Loveridge N, Fischer J A, Nagant de Deuxchaisnes C, Dambacher M A, Tschopp F, Werder E, Devogelaer J P, de Meyer R, Bitensky L, Chayen J
J Clin Endocrinol Metab. 1982 Jun;54(6):1274-5. doi: 10.1210/jcem-54-6-1274.
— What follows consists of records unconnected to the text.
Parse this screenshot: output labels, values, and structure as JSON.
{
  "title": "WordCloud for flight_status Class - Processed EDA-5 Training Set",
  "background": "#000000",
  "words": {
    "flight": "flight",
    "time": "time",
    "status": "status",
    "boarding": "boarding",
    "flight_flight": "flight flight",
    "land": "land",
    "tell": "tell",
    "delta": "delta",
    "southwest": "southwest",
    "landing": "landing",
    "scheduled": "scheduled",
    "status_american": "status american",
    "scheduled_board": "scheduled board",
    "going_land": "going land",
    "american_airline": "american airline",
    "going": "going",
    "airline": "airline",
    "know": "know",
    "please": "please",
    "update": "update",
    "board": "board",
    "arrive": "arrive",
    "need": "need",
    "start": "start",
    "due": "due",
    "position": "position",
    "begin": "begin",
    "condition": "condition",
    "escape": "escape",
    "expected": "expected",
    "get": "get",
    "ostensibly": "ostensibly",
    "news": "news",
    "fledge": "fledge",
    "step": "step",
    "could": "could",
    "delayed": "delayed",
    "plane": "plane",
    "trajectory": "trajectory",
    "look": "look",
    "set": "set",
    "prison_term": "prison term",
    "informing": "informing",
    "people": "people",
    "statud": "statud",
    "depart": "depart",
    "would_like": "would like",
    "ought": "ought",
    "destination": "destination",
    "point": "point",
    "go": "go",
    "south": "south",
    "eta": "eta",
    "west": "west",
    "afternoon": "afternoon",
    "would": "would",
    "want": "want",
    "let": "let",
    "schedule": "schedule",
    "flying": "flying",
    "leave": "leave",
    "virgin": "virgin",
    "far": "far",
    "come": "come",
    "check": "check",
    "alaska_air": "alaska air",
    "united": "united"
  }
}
Despite the high circulating levels of immunoreactive PTH in patients with pseudohypoparathyroidism type I (PSPI) the levels of bioactive PTH (bioPTH) have been found to be close to the normal range. To elucidate this dissociation, we have studied the recovery of the biological activity of bovine PTH added to the plasma of patients with either PSPI, or with hypoparathyroidism (PTX), primary hyperparathyroidism (HPT) or of normal subjects. In PSPI (n = 10) the recovery of biological activity was 5.6% +/- 3.6 (mean +/- SEM) whereas in PTX (n = 7), in HPT (n = 4) and in normal subjects (n = 8) it was 79% +/- 5, 75% +/- 9 and 68% +/- 4, respectively. In another PSPI patient, who had undergone total parathyroidectomy, bioPTH was undetectable but the recovery from the plasma of added PTH was 84%. Thus we have found inhibition of PTH bioactivity by plasma of PSPI patients which was absent after parathyroidectomy.
尽管I型假性甲状旁腺功能减退症(PSPI)患者体内免疫反应性甲状旁腺激素(PTH)的循环水平较高,但生物活性甲状旁腺激素(bioPTH)水平已被发现接近正常范围。为了阐明这种解离现象,我们研究了添加到PSPI患者、甲状旁腺功能减退症(PTX)患者、原发性甲状旁腺功能亢进症(HPT)患者或正常受试者血浆中的牛PTH生物活性的恢复情况。在PSPI患者(n = 10)中,生物活性的恢复率为5.6%±3.6(平均值±标准误),而在PTX患者(n = 7)、HPT患者(n = 4)和正常受试者(n = 8)中,恢复率分别为79%±5、75%±9和68%±4。在另一名接受了甲状旁腺全切除术的PSPI患者中,未检测到bioPTH,但添加的PTH从血浆中的恢复率为84%。因此,我们发现PSPI患者的血浆对PTH生物活性有抑制作用,而甲状旁腺切除术后这种抑制作用消失。